Answers: 1. Anti-goals. LLMs are trained to be helpful, so without explicit “do not do X” they often add plausible-but-wrong steps from similar workflows in their training data: clustering inside a QC script, imputation, scope creep. A well-placed anti-goal prevents the most common failure, which is a result that looks reasonable but is for someone else’s problem. 2. Picking thresholds is the researcher’s job. The threshold encodes a tissue-specific scientific judgement. 5% works for PBMCs; neurons need 15 to 20%. Putting it in the success criteria documents that the human owns the call and prevents the AI from picking a default that might silently delete most of the experiment. This is Description, not over-specification. The researcher is doing her job rather than delegating it. 3. Examples (any three): organism, where the wrong mt prefix flags zero mt-genes; chemistry version, with outdated loading parameters; expected cell-type count, leading to unhelpful clustering parameter recommendations; deliverable format, with a script vs. notebook mismatch; downstream step, where the script overruns into clustering and annotation.
Further reading
- Wei, J., et al. (2022). Chain-of-thought prompting elicits reasoning in large language models. NeurIPS 2022. The foundational paper on structured prompting. Explains why providing intermediate steps and context improves model output.
- White, J., et al. (2023). A prompt pattern catalog to enhance prompt engineering with ChatGPT. arXiv:2302.11382. A practical taxonomy of prompt patterns, including context-setting, output-constraint, and persona patterns that map directly onto the five-part structure.
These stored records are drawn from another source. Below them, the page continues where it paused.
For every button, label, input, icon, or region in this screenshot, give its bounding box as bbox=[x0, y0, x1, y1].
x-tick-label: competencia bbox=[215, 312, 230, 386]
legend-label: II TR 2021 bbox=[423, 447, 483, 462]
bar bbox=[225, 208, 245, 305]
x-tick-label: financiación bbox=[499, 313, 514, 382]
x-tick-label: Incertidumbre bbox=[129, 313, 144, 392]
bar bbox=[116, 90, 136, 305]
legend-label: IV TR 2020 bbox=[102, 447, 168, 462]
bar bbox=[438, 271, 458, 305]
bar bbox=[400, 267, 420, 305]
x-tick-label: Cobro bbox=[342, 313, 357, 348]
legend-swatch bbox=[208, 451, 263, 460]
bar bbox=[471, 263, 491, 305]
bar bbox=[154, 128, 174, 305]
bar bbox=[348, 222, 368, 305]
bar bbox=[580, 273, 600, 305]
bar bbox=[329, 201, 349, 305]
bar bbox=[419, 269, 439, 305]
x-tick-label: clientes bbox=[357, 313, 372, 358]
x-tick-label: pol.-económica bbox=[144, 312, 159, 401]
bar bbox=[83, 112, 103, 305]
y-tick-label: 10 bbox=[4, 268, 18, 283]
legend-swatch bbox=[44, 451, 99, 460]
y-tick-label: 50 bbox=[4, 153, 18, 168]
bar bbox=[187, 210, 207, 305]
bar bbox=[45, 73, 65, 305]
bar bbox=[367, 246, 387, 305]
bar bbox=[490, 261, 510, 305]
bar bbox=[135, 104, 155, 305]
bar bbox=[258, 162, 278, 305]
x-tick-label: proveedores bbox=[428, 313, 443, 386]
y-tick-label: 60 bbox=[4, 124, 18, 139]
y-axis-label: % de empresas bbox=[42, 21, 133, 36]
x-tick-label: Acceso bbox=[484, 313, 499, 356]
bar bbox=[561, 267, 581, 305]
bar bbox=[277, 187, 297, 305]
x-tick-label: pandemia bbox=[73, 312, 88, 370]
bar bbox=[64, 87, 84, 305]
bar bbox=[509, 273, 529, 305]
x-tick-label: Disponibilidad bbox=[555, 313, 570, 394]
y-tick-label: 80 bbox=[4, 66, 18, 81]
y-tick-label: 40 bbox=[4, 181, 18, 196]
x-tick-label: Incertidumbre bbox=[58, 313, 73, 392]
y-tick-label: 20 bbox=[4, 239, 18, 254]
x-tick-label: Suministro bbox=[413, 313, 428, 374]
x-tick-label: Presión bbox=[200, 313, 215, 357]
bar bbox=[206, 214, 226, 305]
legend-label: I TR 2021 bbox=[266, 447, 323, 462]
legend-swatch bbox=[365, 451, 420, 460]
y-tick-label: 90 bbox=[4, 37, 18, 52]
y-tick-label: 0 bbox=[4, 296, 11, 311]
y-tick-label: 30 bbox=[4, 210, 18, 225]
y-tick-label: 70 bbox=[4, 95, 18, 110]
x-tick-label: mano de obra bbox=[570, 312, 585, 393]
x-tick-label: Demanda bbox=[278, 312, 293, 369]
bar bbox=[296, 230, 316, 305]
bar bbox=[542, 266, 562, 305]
- Liu, P., et al. (2023). Pre-train, prompt, and predict: A systematic survey of prompting methods in NLP. ACM Computing Surveys 55(9). More technical. Contains the “task formulation” framing that explains why constraints and success criteria matter structurally, not just stylistically.
- Ouyang, L., et al. (2022). Training language models to follow instructions with human feedback. NeurIPS 2022. Also cited in How LLMs work. Explains why models respond better to structured specification: RLHF training shapes models to fill in gaps rather than ask for clarification.